When Stanley Nelson started working on THE BLACK PANTHERS: VANGUARD OF THE REVOLUTION, it was seven years ago and he thought the history of that movement was particularly relevant to those times. In 2015, he thinks it’s even more relevant. When I spoke to him on October 1, 2015, the echoes of the Panther movement in the phrase “Black Live Matter’ was one of the first things we talked about. He also enumerated the Panther’s Ten Point Program, printed in every issue of the Party’s newspaper, a program demanding an end to violence and a beginning of equal access to education and housing that has somehow gotten lost in the escalating rhetoric that the Party provoked in the status quo. It was one of the reasons that he wanted to tell this story from the point of view of the rank and file, as he put it, not the superstars, but the people who ran the neighborhood programs and answered the telephones. He admitted to being surprised at how important women were to the party, making up the majority of the membership towards the end.
He also recalled his own memories of those times, the impression the Panthers had on him as an adolescent; how seeing young black men standing up to power and yelling back left him stunned and excited. We finished up, though, by discussing the ironies that history can sometimes provide in retrospect.
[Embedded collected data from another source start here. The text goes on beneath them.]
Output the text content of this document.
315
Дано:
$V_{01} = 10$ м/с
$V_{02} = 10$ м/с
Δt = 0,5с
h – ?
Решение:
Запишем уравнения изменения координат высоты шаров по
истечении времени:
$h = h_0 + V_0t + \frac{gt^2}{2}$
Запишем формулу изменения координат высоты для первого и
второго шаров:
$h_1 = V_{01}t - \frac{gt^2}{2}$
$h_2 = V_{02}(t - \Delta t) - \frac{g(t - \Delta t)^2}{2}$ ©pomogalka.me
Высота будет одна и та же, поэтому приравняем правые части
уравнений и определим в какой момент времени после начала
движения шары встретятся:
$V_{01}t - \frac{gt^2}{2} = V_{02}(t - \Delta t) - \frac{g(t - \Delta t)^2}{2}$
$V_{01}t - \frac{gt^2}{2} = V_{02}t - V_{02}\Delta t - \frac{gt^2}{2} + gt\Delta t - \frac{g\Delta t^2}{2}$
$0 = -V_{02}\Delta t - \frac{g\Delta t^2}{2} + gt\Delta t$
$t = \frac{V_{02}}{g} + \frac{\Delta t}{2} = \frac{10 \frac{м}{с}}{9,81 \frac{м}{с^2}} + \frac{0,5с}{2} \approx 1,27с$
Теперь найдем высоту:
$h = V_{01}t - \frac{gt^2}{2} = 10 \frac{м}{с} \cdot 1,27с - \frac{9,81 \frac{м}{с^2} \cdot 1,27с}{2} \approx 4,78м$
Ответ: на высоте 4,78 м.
THE BLACK PANTHERS is his documentary about the first life cycle of the Black Panther movement from its origins in reaction to police brutality on the streets of Oakland, to its work providing breakfasts to children who needed them while also agitating for economic and social justice, to the fraying of the party’s structure as its leadership had different visions of where it should go. In a history lesson that has all too many counterparts in contemporary America, Nelson talks to the people who were there, countering the mainstream media’s depiction of the movement, and challenging the resulting perception of them that has come down to us. Nelson’s previous work includes, Marcus Garvey: Look for Me in the Whirlwind, Beyond Brown: Pursuing the Promise, Jonestown: The Life and Death of Peoples Temple, and a multi-part series on PBS’ American Experience about the Freedom Riders. He was also a consulting producer for Peter Nicks’ doc, THE WAITING ROOM and is currently working on FREE FOR ALL: Inside the Public Library. He is also the recipient of a MacArthur Genius Grant.